L'armée américaine a indiqué avoir ciblé dans la nuit de mercredi à jeudi "des installations de surveillance militaire, des systèmes de communication et des sites de défense aérienne iraniens à travers tout le pays".

L'Iran a riposté en tirant une vingtaine de missiles vers une base américaine à Azraq en Jordanie - tous interceptés - et a à nouveau ciblé les monarchies du Golfe avec des drones. A Bahreïn, une enfant a été blessée par des débris.

- Ormuz fermé -

Le détroit d'Ormuz, par lequel passait avant la guerre un cinquième des hydrocarbures consommés dans le monde, a concentré les tensions: l'autorité maritime iranienne a annoncé le fermer totalement "jusqu'à nouvel ordre", alors que le passage d'une vingtaine de navires par jour était jusque-là autorisé.

L'Iran le verrouille depuis le début du conflit le 28 février, les Etats-Unis imposant en retour un blocus des ports iraniens.

Le conflit avait repris dimanche quand l'Iran a lancé des missiles sur Israël, pour la première fois depuis le début de la fragile trêve, en représailles à des frappes israéliennes sur Beyrouth.

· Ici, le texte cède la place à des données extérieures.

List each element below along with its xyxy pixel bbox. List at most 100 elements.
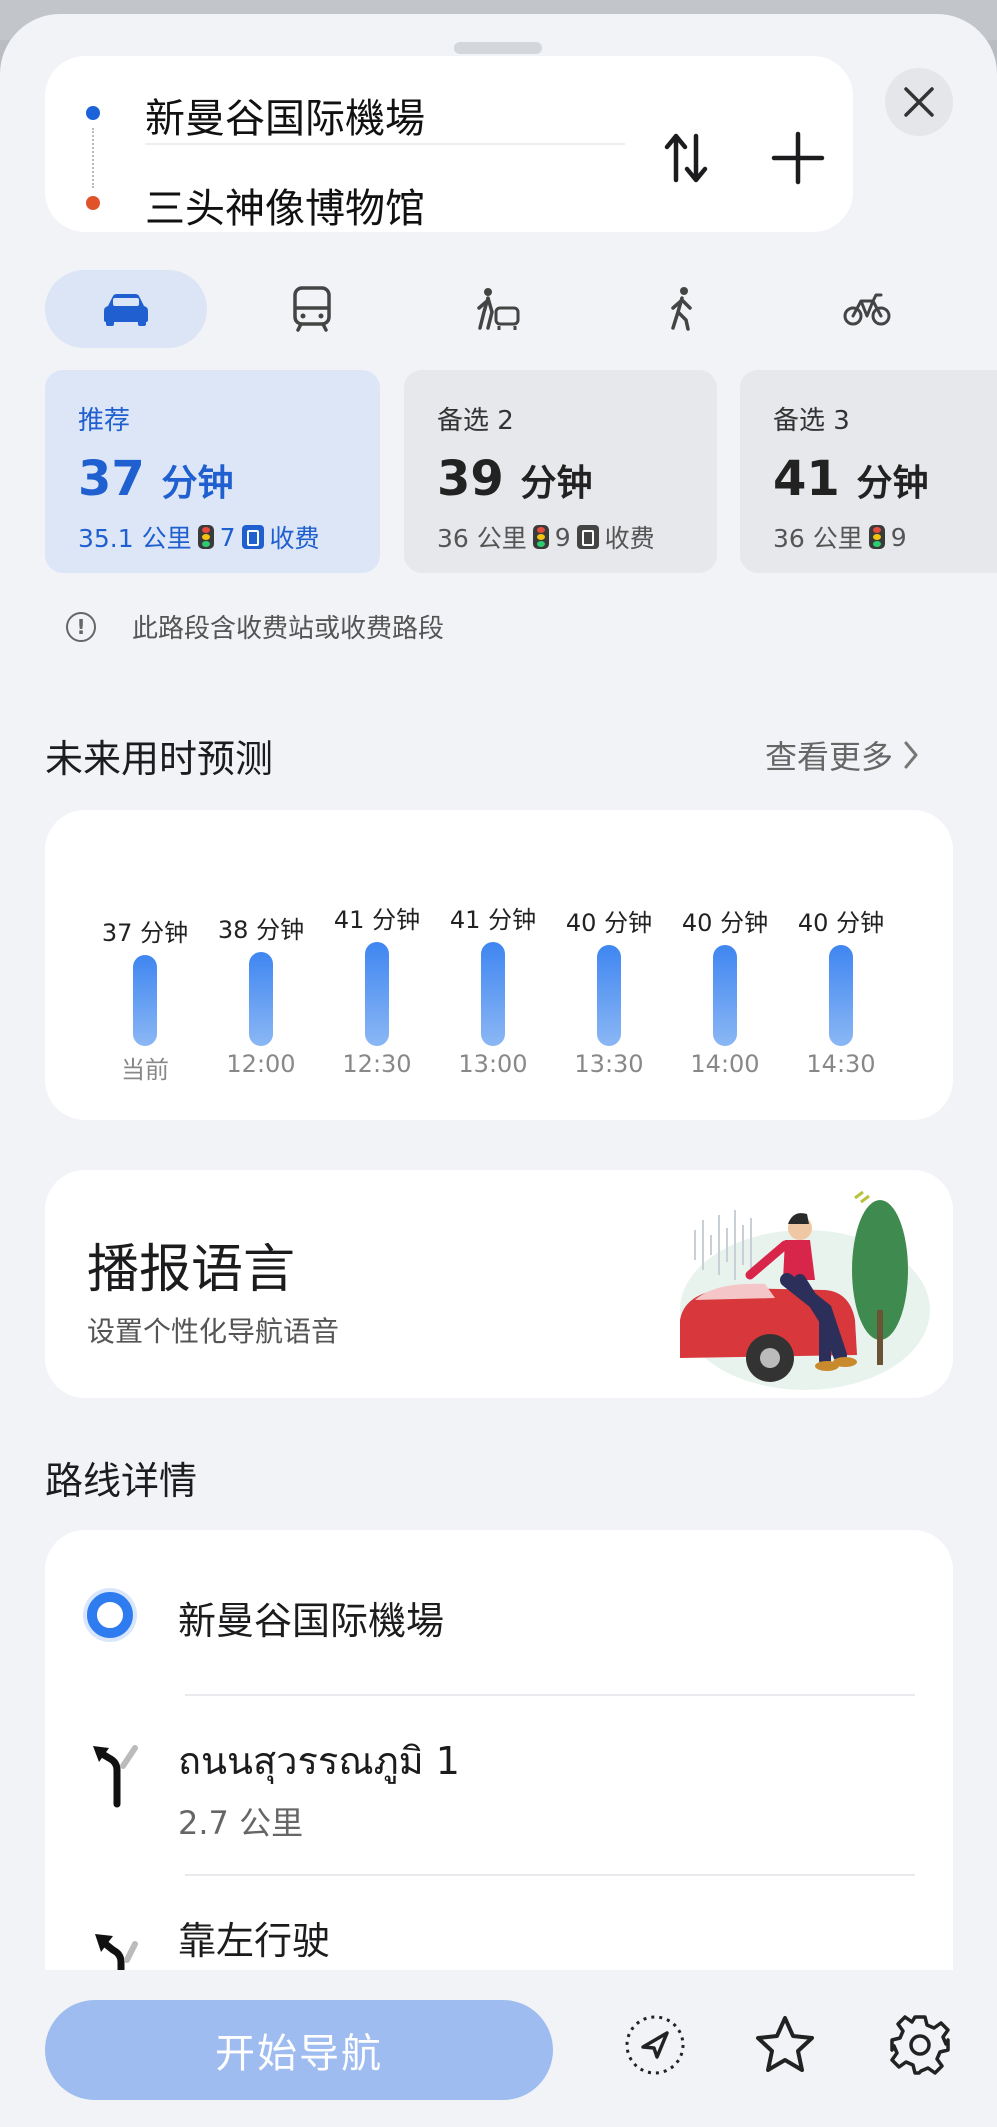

Téhéran, parrain du Hezbollah libanais, insiste pour que tout accord pour mettre fin à la guerre au Moyen-Orient inclue le Liban, dont Washington voudrait traiter le sort à part.

Israël avait riposté aux missiles iraniens, avant que les deux ennemis n'annoncent suspendre les hostilités, comme réclamé par Donald Trump.

Dix membres du personnel d'un hôpital de la ville de Tyr, dans le sud du Liban, ont été blessés dans un bombardement israélien jeudi, a indiqué à l'AFP le directeur de l'établissement.

Le Liban a été entraîné dans la guerre le 2 mars, quand le Hezbollah a visé le territoire israélien en soutien à l'Iran. Depuis, Israël pilonne le pays voisin, disant vouloir "éliminer" le mouvement chiite.

Les opérations israéliennes ont tué plus de 3.700 personnes, principalement dans le sud du pays où son armée occupe désormais une partie du territoire.